Nascido na cidade de Areia, o mesmo município natal de José Américo de Almeida, Pedro Américo foi desenhista e um dos maiores pintores brasileiros do século XIX, ao lado de Victor Meireles, Pedro Alexandrino e Eliseu Visconti, entre outros. Formado na Academia Imperial de Belas-Artes e patrocinado sob os auspícios do monarca D. Pedro II, Américo viajou à França, conheceu artistas de renome e realizou exposições na capital parisiense. Foi professor de pintura e autor de telas históricas monumentais, como O grito do Ipiranga e A batalha do Avaí, alusões à Independência do Brasil e à Guerra do Paraguai, entre outros episódios marcantes da história nacional.

Mas, apesar do apreço por quadros históricos, José Lins não cultuava a pintura oficial. Antes, valorizava, para além das telas, as capas de livros como objetos igualmente artísticos. A importância não estava no suporte, mas no talento expressivo do criador. Lembre-se por exemplo do capista Santa Rosa, que ilustrou muitos de seus romances. Ambos faleceram no mesmo ano, 1957, Santa Rosa em Nova Déli, na Índia, onde representava o Brasil em uma conferência da UNESCO. A importância de Santa Rosa é destacada pelo brasilianista Laurence Hallewell, autor do monumental O livro no Brasil (1982):

 

“Embora ele provavelmente vá ser lembrado sobretudo por sua obra teatral, tem sido considerado o maior produtor gráfico de livros do Brasil, responsável, quase sozinho, pela transformação estética do livro brasileiro nos anos 30 e 40. Sua influência foi tríplice. Em primeiro lugar, houve sua contribuição como produtor gráfico e ilustrador para editoras comerciais, principalmente a Schmidt e a José Olympio.

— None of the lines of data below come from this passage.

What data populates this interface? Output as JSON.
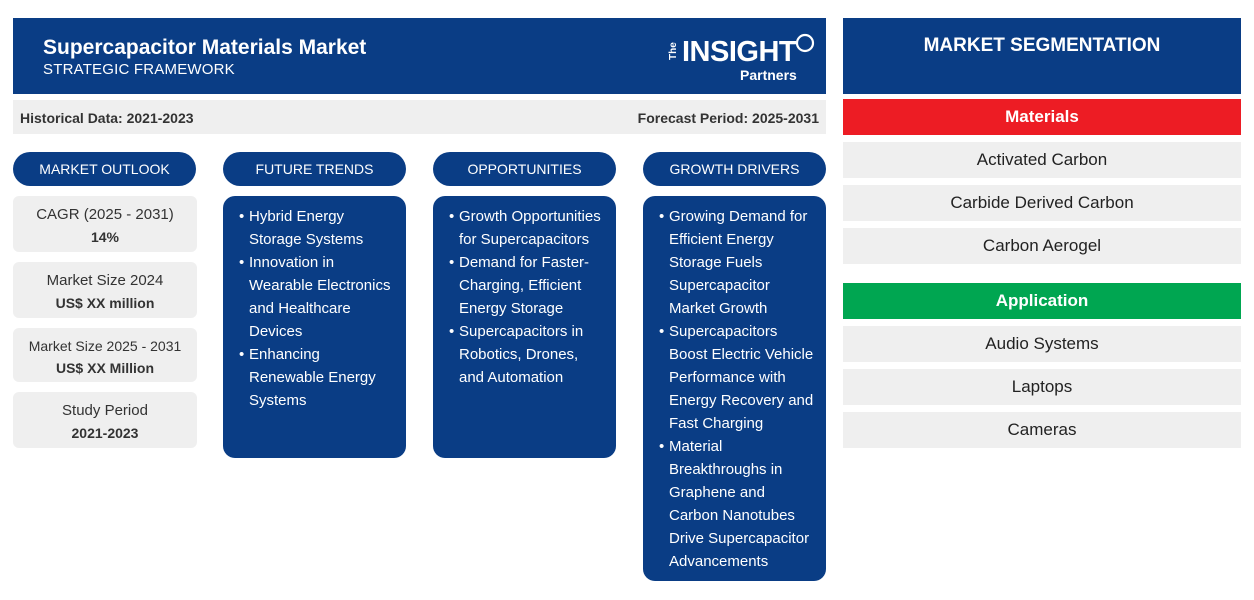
{
  "header": {
    "title": "Supercapacitor Materials Market",
    "subtitle": "STRATEGIC FRAMEWORK",
    "logo": {
      "the": "The",
      "insight": "INSIGHT",
      "partners": "Partners"
    }
  },
  "period": {
    "historical": "Historical Data: 2021-2023",
    "forecast": "Forecast Period: 2025-2031"
  },
  "columns": {
    "outlook": "MARKET OUTLOOK",
    "trends": "FUTURE TRENDS",
    "opportunities": "OPPORTUNITIES",
    "drivers": "GROWTH DRIVERS"
  },
  "outlook": [
    {
      "label": "CAGR (2025 - 2031)",
      "value": "14%"
    },
    {
      "label": "Market Size 2024",
      "value": "US$ XX million"
    },
    {
      "label": "Market Size 2025 - 2031",
      "value": "US$ XX Million"
    },
    {
      "label": "Study Period",
      "value": "2021-2023"
    }
  ],
  "trends": [
    "Hybrid Energy Storage Systems",
    "Innovation in Wearable Electronics and Healthcare Devices",
    "Enhancing Renewable Energy Systems"
  ],
  "opportunities": [
    "Growth Opportunities for Supercapacitors",
    "Demand for Faster-Charging, Efficient Energy Storage",
    "Supercapacitors in Robotics, Drones, and Automation"
  ],
  "drivers": [
    "Growing Demand for Efficient Energy Storage Fuels Supercapacitor Market Growth",
    "Supercapacitors Boost Electric Vehicle Performance with Energy Recovery and Fast Charging",
    "Material Breakthroughs in Graphene and Carbon Nanotubes Drive Supercapacitor Advancements"
  ],
  "segmentation": {
    "title": "MARKET SEGMENTATION",
    "materials": {
      "label": "Materials",
      "color": "#ed1c24",
      "items": [
        "Activated Carbon",
        "Carbide Derived Carbon",
        "Carbon Aerogel"
      ]
    },
    "application": {
      "label": "Application",
      "color": "#00a651",
      "items": [
        "Audio Systems",
        "Laptops",
        "Cameras"
      ]
    }
  },
  "colors": {
    "navy": "#0a3d85",
    "light": "#efefef"
  }
}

Em que pese sua afeição pelas artes gráfico-pictóricas, José Lins do Rego não teve o frontispício de suas obras pintadas e assinadas por Oswaldo Goeldi, um dos grandes nomes da xilogravura brasileira. Goeldi foi estilizador de vários livros importantes. Menino amazônico, filho do cientista suíço Emílio Goeldi, formou-se em Belém, na região norte do país. No início dos anos 1920, participou da Semana de Arte Moderna e estudou em escolas de artes na Europa.

Ilustrador de revistas no Rio de Janeiro, junto com Di Cavalcanti, a iniciação de Goeldi na ilustração de livros, baseados em xilogravuras, ocorreu em 1937, com Cobra Norato, de autoria do poeta gaúcho e diplomata Raul Bopp. Em 1941, ilustrou as obras completas de Dostoievski, para a Editora José Olympio. Entre outros desenhos de sua lavra, destaque-se a esmerada edição do clássico livro de Cassiano Ricardo, Martim Cererê: o Brasil dos meninos, dos poetas e dos heróis, com capa aveludada e tamanho ampliado. Nos anos 1950, foi professor de xilogravura na Escola Nacional de Belas Artes (ENBA).

Outro nome que merece menção na ilustração de livros é a judia polonesa, radicada no Brasil, Fayga Ostrower (1920-2001), ilustradora do livro O cortiço, de Aluísio de Azevedo, entre outros. Ostrower foi aluna de Artes Gráficas na Fundação Getúlio Vargas em 1947, onde estudou xilogravura com o austríaco Axl Leskoscheck, capista da Editora José Olympio. Fayga foi ainda professora de Lygia Pape (1927-2004), escultora, pintora e gravadora, filiada ao movimento neoconcreto, que nos anos 1960 faria desenhos, não para livros, mas para cartazes de filmes do movimento Cinema Novo.